Yeni Üyelik
4.
Bölüm

4. Bölüm

@esslala

 

İyi okumalar ✨

 

4. Bölüm

 

Karanlık gecenin sabahında küskün olan güneş ışınlarına mahrum bırakmayı tercih etmişti. Gri bulutların gölgesi düşmüş karamsarlık arşa çıkmıştı.

Bu hava beraberinde kasveti de alıp gelmişti.

Genç adam bu kasveti gözlerini açtığı ilk andan bu yana damarlarında akan kan kadar yoğun hissederken güne erken başlamış soluğu Akın'ın odasında almıştı. Lakin atladığı bir şey vardı ki Akın geceden kalma bir haldeyse işe asla erken gelmezdi ve hatta hiç gelmeyedebilirdi. Durumu sonradan idrak eden Serdar kendi odasına geçip dosyalara gömülmeyi tercih etti.

Akrep yelkovanı kovalamış zehriyle Serdar'ın aklını bulamış ancak Akın gelmemişti. İşler yoğun olduğu kadar genç adamın kafası da oldukça yoğundu. Bir skandal yaşansın istemiyordu ve elinden geleni yapacaktı. Sıkıntıyla ellerini gür saçlarına daldırıp kendini geriye doğru atmıştı. Gece boyunca Sare'yi düşünüp durmaktan uyuyamamıştı ve bir de o kızın benzerliğini düşünmeden edememiş haliyle onu da düşünmüştü.

Biri okyanus karasıyken diğeri nasıl güneş ışığıydı. Bu benzerlik nasıl olabiliyordu?

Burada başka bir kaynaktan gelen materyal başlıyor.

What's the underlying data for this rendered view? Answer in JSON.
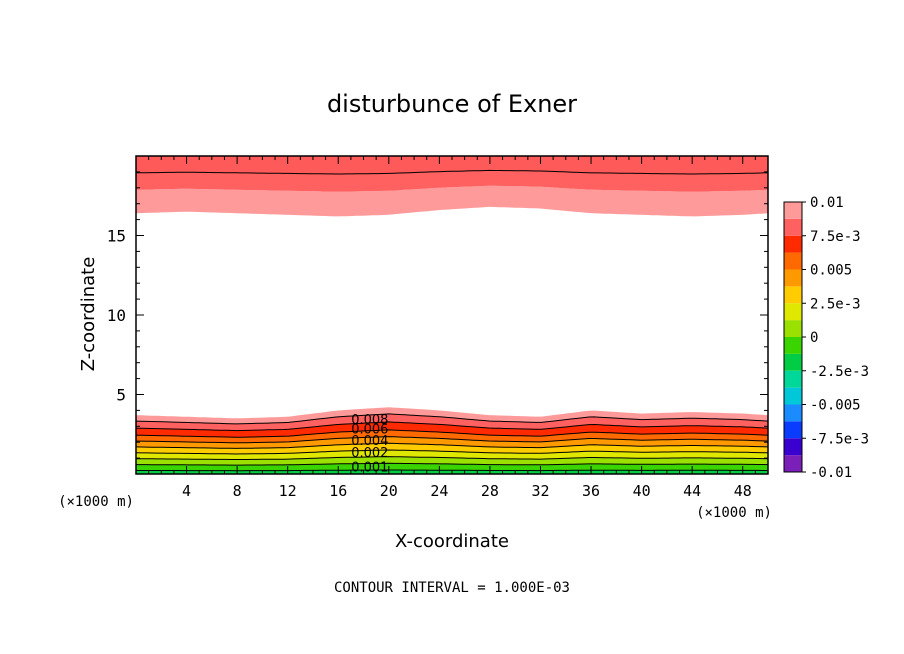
{
  "chart_data": {
    "type": "heatmap",
    "title": "disturbunce of Exner",
    "xlabel": "X-coordinate",
    "ylabel": "Z-coordinate",
    "x_unit": "(×1000 m)",
    "y_unit": "(×1000 m)",
    "xlim": [
      0,
      50
    ],
    "ylim": [
      0,
      20
    ],
    "x_ticks": [
      4,
      8,
      12,
      16,
      20,
      24,
      28,
      32,
      36,
      40,
      44,
      48
    ],
    "y_ticks": [
      5,
      10,
      15
    ],
    "contour_interval_label": "CONTOUR INTERVAL = 1.000E-03",
    "colorbar": {
      "range": [
        -0.01,
        0.01
      ],
      "tick_labels": [
        "0.01",
        "7.5e-3",
        "0.005",
        "2.5e-3",
        "0",
        "-2.5e-3",
        "-0.005",
        "-7.5e-3",
        "-0.01"
      ],
      "colors": [
        "#7a1fb8",
        "#3a00d0",
        "#0a3cff",
        "#1a8cff",
        "#00c8d8",
        "#00d89a",
        "#00cc44",
        "#3ad400",
        "#9ae000",
        "#e0e800",
        "#ffcc00",
        "#ff9900",
        "#ff6a00",
        "#ff2a00",
        "#ff6060",
        "#ff9a9a"
      ]
    },
    "lower_contour_labels": [
      "0.008",
      "0.006",
      "0.004",
      "0.002",
      "0.001"
    ],
    "lower_layer_top_profile": {
      "x": [
        0,
        4,
        8,
        12,
        16,
        20,
        24,
        28,
        32,
        36,
        40,
        44,
        48,
        50
      ],
      "z": [
        3.7,
        3.6,
        3.5,
        3.6,
        4.0,
        4.2,
        4.0,
        3.7,
        3.6,
        4.0,
        3.8,
        3.9,
        3.8,
        3.7
      ]
    },
    "upper_layer_bottom_profile": {
      "x": [
        0,
        4,
        8,
        12,
        16,
        20,
        24,
        28,
        32,
        36,
        40,
        44,
        48,
        50
      ],
      "z": [
        16.4,
        16.5,
        16.4,
        16.3,
        16.2,
        16.3,
        16.6,
        16.8,
        16.7,
        16.4,
        16.3,
        16.2,
        16.3,
        16.4
      ]
    },
    "grid": false
  }
}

Şans bu ya kızı görüp başta istemese de sonrasında yolunu değiştirip yardım etmeye karar vermişti. Bunu neden yaptığını o da bilmiyordu ancak o halde bırakmak da istememişti. Kim bilir belki de kardeşinin ilgisinden kaynaklanıyordu? Halbuki yanında olmasında bir problem yoktu ilk başta aşırı tepki verdiğinin o da farkındaydı.

O hiçbir zaman insanları parasına göre değerlendiren biri olmamıştı. Bu nedenle şu anda arabasında sıradan birinin bulunması bir sorun arz etmiyordu. Sıradan biri değil o Serdar! Sen ki ne zaman gördün bu kadar Sare'ye benzeyeni?

Zorlanıyordu, genç kıza bakmak isteyen gözleri sızlıyordu. Daha ne kadar Sare'ye benzeyebileceğini merak ediyordu. İçinde genç kıza bakma dürtüsüne epey hakim olmaya çalışırken yola odaklanmayı daha gerekli bulmuştu. Lakin göz ucuyla bakmaktan zarar gelmeyeceğini düşünmüş öyle de yapmıştı ancak uyumuş bir halde bulmayı beklemiyordu. Bu durum onu daha da zorlayınca arabayı durdurmuş kızı izlemeye başlamıştı.

Hala şaşkındı çok şaşkın, Sare'ydi adeta. Uyurken daha çok benziyordu çünkü göz renkleri farklıydı. Genç adam geriye doğru yaslanıp sağına dönmüştü. Öylece izledi. Uzun uzun baktı minik çenesine. Yüzüyle orantılı olan nazik burnuna ve hemen ardından göz kapaklarını süsleyen sık kirpiklerine doğru rota oluşturdu. Sarı olan saçlarına gözünü bilerek değdirmedi. Çıkık elmacık kemiğinde dakikalarca oyalandı. Aklına gelen görüntülere engel olamadı. Uyumakta olan kızın kalp atışlarını duyabiliyordu adeta. Gözlerini sımsıkı yumdu ve boğazında oluşan yumruya lanet etti. Aldığı nefes ciğerlerinin yarısına bile yetmiyordu. Sarının hiç bu kadar canını yakacağını düşünmemişti. Kalbim duracak!

Sare'yi de uyurken uzun uzun gözünü dahi kırpmadan izlerdi. Bu isteğine hiçbir zaman karşı koyamazdı. Ne zaman uyurken görse izlemişti ve kendine sınırı olmayan huzuru o dakikalarda aşılamıştı. Buz gibi dondurucu morg odasında da izlemişti. Saatlerce izlemişti hatta. Bu defa boşluk ve acıdan başka bir şey aşıladıysa o da kendi infazıydı. Aldığı her nefesin boğazını kestiğini ta o günden bu yana hissediyordu. O kadar uzun süre cansız bedeniyle sarılıp öylece kalmıştı ki sonrasında zor bela ayırmışlardı ikisini. Genç adamın zihninde tazelenen görüntüler canını yaktığında önüne dönüp arabayı çalıştırmıştı. Oldukça gergin oldukça şaşkın bir haldeydi. Boğazına atılan kesik şimdi daha derindi.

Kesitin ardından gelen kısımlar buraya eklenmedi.